REZA el tópico que los pueblos que desconocen su historia están condenados a repetirla. Ojalá fuese así; pues aunque la historia española está llena de episodios turbios siguen siendo mayoría los ejemplares y aun gloriosos. Pero la abolición del pasado, antes que empujarnos a repetirlo, niega nuestro futuro; porque en todo intento de abolir el pasado subyace – amén de un intento de manipulación social – una bárbara y obscena reivindicación del caos y de la nada. De lo que se trata no es ya de tergiversar el pasado o de suplantar la verdad con maquinaciones fraudulentas, sino, pura y simplemente, de desmantelar el hermoso andamiaje sobre el que se ha sustentado nuestra cultura.

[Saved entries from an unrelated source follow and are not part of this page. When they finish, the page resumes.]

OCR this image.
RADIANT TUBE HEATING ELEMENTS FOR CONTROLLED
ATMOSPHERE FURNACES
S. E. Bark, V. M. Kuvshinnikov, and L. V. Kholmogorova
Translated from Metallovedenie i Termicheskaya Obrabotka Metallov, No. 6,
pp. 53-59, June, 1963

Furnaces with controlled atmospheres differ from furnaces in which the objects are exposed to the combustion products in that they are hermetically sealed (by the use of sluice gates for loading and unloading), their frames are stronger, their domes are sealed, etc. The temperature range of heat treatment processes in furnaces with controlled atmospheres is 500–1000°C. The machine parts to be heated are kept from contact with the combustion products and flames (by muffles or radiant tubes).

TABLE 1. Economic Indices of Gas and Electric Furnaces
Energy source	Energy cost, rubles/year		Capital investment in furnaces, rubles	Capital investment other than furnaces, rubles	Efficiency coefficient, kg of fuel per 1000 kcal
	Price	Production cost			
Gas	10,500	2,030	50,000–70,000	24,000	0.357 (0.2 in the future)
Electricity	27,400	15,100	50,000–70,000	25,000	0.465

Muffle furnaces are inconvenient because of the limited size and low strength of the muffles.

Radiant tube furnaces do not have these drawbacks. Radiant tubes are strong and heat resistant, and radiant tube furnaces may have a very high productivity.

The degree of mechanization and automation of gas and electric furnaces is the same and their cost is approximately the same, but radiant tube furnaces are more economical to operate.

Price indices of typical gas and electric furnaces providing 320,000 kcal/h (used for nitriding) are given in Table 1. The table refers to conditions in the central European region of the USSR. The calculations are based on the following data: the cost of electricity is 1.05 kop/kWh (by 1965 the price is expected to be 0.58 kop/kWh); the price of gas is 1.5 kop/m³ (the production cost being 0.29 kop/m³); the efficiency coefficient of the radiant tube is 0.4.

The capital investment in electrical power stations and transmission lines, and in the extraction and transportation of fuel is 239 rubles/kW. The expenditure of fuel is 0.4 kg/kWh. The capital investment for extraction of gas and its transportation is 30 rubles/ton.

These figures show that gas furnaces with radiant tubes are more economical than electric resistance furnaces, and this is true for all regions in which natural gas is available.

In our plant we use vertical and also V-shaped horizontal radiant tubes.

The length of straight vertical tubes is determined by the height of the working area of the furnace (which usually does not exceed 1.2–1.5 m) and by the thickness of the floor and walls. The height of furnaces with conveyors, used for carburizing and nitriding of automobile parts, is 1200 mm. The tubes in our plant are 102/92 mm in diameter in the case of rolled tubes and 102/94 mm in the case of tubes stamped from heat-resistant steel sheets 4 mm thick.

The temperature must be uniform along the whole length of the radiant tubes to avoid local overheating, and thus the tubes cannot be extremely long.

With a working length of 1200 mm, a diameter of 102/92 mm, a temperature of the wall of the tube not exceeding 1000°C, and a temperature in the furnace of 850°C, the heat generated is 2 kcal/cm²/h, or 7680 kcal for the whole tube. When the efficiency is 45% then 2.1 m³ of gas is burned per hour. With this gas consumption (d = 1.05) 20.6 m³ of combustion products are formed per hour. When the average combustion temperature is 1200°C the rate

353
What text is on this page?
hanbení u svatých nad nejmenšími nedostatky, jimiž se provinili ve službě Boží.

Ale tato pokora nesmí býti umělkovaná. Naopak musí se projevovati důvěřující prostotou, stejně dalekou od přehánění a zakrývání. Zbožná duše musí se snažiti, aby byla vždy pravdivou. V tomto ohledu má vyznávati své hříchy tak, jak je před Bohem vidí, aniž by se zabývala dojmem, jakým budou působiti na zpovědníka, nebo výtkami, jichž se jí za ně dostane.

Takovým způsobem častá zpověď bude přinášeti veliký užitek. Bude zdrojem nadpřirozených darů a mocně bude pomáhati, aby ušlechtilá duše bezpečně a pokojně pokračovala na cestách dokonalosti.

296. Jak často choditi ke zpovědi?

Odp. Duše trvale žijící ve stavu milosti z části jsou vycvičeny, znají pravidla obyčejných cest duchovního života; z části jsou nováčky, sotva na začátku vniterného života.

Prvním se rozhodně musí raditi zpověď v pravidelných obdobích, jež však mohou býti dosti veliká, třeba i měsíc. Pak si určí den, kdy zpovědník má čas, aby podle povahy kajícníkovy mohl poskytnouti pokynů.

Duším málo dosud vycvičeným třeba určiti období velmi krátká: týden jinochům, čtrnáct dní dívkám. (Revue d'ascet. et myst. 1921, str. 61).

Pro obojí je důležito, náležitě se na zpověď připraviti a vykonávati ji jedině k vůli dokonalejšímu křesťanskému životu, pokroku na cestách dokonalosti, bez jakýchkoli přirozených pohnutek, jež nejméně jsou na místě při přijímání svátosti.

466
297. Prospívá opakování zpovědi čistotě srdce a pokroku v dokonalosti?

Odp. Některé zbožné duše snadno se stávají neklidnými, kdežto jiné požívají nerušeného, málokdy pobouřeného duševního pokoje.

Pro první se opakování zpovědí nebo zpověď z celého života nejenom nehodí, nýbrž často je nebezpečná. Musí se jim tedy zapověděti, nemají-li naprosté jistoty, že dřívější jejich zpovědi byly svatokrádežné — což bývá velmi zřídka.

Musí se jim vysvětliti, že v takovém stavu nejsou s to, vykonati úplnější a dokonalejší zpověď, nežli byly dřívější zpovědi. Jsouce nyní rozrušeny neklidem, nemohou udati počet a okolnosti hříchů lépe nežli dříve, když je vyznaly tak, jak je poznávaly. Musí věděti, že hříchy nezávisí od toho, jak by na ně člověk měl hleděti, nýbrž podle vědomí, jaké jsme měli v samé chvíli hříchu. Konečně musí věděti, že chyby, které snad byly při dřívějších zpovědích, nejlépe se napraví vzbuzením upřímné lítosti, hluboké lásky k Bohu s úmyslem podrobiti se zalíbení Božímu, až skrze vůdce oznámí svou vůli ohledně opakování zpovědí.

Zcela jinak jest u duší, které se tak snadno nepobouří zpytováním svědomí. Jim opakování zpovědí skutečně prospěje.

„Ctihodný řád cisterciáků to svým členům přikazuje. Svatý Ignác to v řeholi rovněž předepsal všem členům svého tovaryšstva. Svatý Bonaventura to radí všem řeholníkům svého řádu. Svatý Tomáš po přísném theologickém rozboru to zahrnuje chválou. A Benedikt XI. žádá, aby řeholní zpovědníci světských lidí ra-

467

La infamia que estamos presenciando no afecta únicamente a la enseñanza de la Historia. Si nos asomamos a los planes educativos vigentes, descubriremos que el latín, la literatura, la filosofía y, en general, toda disciplina que contribuya a guarecernos frente al vacío de la barbarie han sido aniquilados con una minuciosidad y un ensañamiento que sólo pueden explicarse como el fruto de una confabulación premeditada. Parece que se aspira a privar a toda una generación (o varias generaciones ya) de las herramientas intelectuales que nos permiten acceder al conocimiento de lo que somos y a sustituir las fuentes de ese conocimiento por un caudal de informaciones banales y descontextualizadas que conviertan nuestra travesía por la vida en un peregrinaje ciego. Este concienzudo expolio de la cultura clásica está generando un vacío que, inevitablemente, cederá (ya está cediendo) hueco a la manipulación histórica, a los falseamientos ideológicos, a ese aturdido relativismo al que los hombres desamparados se aferran cuando les falta un vigoroso cimiento sobre el que poder edificar su curiosidad. La depauperación educativa no se contenta con desterrar las cronologías o el recuento prolijo de hechos pretéritos; también aspira a demoler el sustrato cultural sobre el que se asientan dichos hechos. Se trivializa el pasado para exorcizar su influjo benefactor; quienes han promovido esta mezquindad se aseguran así una sociedad lacaya, enfangada en los andurriales de la ignorancia.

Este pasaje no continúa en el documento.